Testing your website now could save you trouble down the road

Jan 23, 2012 10:41 GMT  ·  By

Firefox is about to go through a major milestone, a symbolic but important one nonetheless, its version number will get two digits with the release of Firefox 10 to the stable channel, i.e. the one that most people are using.

With this comes a surprising but noteworthy issue though, some user agent (UA) detection scripts may not have planned for this and may not be able to parse or will simply act unpredictably when detecting a two-digit version number for Firefox.

"We all know it: UA-based browser detection is bad, the right way is feature-detection. Regardless, legacy code relies upon UA sniffing and may need to be updated for Firefox 10′s release," Mozilla's Jean-Yves Perrier wrote.

"Old scripts often made some undue assumptions. Some are assuming that browser version numbers will never reach 10… This is not the case: Opera and Chrome have already crossed this landmark long ago, Firefox will reach it next week and IE soon after," he explained.
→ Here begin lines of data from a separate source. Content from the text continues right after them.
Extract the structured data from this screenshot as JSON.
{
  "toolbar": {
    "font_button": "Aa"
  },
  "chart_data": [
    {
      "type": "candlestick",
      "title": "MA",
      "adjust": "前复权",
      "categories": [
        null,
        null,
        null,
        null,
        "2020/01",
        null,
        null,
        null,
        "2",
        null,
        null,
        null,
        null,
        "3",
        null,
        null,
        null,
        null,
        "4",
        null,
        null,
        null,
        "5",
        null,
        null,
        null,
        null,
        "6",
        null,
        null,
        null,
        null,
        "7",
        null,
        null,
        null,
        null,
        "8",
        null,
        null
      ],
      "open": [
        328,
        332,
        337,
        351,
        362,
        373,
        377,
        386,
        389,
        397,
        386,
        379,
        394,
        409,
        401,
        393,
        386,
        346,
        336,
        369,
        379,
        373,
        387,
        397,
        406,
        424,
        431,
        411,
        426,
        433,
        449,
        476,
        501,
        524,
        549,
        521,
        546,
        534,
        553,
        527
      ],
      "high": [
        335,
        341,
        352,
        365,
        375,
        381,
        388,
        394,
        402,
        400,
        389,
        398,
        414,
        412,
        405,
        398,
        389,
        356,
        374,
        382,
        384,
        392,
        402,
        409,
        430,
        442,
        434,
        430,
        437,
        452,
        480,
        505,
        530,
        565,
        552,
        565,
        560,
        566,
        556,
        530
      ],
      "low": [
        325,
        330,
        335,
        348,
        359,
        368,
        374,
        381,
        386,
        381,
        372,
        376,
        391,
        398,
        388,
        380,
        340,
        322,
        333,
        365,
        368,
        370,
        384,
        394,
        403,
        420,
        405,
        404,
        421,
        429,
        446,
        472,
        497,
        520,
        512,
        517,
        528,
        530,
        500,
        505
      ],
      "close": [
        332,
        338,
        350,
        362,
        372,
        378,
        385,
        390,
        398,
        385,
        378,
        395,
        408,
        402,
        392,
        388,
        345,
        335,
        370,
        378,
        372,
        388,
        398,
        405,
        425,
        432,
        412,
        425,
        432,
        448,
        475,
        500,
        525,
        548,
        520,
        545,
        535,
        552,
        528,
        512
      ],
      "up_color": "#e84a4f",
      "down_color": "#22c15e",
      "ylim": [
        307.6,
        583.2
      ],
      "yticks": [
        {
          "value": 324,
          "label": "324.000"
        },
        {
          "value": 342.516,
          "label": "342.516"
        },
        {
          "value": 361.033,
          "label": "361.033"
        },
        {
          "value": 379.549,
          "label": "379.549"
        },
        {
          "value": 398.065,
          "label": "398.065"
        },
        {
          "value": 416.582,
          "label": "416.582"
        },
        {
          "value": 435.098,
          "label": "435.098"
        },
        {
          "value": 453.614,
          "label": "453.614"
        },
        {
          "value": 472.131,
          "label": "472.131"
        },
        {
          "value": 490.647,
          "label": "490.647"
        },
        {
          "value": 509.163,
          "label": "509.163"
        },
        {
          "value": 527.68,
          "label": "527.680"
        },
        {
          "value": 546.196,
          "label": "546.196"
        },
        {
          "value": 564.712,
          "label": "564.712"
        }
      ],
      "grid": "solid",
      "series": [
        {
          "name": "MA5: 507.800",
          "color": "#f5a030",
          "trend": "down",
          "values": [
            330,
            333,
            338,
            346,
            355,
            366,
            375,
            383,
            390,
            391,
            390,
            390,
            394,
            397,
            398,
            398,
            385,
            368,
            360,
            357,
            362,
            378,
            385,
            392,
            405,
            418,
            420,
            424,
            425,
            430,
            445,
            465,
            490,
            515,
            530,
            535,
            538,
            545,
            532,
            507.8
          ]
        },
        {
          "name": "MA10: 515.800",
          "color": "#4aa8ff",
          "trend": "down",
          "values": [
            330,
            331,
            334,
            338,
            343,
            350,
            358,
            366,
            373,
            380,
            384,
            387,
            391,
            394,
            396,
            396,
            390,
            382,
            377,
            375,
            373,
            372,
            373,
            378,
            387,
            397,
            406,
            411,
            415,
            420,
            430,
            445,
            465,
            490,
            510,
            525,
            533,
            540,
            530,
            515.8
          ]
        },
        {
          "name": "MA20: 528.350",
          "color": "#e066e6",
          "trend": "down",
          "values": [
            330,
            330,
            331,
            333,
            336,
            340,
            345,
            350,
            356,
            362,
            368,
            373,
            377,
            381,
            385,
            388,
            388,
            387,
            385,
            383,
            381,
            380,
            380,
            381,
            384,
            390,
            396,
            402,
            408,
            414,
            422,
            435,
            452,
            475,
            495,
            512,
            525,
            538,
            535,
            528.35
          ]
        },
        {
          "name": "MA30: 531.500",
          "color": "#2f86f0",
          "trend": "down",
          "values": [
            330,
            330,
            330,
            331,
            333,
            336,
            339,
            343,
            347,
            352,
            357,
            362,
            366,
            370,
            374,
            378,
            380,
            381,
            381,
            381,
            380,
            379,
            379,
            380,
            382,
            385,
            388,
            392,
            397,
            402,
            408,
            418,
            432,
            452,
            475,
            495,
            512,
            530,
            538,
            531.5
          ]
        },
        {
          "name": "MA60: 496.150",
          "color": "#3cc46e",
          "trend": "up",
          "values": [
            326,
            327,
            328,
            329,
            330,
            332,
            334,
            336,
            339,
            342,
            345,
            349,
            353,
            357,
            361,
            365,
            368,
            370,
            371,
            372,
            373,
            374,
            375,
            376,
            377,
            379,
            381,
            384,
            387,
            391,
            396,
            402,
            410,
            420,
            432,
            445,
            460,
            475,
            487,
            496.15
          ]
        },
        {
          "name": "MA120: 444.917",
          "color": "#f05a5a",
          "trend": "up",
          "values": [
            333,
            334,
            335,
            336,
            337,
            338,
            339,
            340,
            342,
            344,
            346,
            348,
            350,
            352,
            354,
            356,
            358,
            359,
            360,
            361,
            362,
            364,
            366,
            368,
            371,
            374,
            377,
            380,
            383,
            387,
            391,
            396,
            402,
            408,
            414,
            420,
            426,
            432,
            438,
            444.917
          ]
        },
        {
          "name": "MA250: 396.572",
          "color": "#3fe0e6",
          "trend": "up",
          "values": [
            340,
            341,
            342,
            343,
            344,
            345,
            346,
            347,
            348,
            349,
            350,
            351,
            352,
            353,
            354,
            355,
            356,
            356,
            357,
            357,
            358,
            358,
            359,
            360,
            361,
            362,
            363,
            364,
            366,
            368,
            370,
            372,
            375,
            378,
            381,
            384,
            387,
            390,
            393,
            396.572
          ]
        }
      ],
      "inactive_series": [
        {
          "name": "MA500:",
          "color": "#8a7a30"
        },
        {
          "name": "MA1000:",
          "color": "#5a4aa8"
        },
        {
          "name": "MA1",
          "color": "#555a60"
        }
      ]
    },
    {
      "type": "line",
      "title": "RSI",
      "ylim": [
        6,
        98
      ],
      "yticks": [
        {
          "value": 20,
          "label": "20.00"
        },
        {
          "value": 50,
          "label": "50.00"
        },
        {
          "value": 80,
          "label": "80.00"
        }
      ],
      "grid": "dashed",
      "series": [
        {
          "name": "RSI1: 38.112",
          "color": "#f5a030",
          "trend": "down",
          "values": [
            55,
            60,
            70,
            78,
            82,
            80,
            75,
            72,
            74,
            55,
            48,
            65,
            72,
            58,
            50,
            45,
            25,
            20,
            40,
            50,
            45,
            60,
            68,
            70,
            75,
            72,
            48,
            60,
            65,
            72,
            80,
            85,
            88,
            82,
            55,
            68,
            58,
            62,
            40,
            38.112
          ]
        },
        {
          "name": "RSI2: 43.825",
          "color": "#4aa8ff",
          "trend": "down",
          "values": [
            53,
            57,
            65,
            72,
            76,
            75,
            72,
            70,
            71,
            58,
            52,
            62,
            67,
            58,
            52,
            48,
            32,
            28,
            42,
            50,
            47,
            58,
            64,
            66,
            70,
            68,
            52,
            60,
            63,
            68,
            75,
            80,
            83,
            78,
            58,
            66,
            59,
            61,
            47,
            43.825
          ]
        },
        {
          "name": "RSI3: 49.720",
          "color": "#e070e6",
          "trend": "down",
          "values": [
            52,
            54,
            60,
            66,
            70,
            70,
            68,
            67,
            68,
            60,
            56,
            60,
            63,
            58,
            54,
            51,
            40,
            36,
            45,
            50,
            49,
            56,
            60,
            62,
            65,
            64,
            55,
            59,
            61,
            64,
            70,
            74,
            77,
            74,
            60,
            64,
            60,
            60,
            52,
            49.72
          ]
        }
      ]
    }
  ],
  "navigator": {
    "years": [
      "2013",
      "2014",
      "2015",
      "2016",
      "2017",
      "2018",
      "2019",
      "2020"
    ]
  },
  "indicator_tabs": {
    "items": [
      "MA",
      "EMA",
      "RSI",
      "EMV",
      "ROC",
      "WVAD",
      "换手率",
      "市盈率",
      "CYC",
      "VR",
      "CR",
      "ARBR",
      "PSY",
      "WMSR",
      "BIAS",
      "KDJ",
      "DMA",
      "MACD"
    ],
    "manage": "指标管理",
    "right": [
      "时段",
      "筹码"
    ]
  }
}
"So, it is the last moment to check your UA-based browser detection code before your site goes havoc!," he urged developers and webmasters.

Less than a year ago, a new Firefox was coming out every year or year and a half. It took seven years to get to Firefox 4, so many websites assumed that it would be years before Firefox 10 came out. That's no longer the case.

Mozilla has some simple advice for checking out whether your sites work properly with the new version which is a week away from launch. The simplest way of testing your sites is to get the Firefox 10 beta and see what works.

Of course, going through the website code is useful as well. Checking for UA browser detection code is a simple way of discovering old code that may not handle two-digits or may not even be needed anymore. The same goes for libraries used.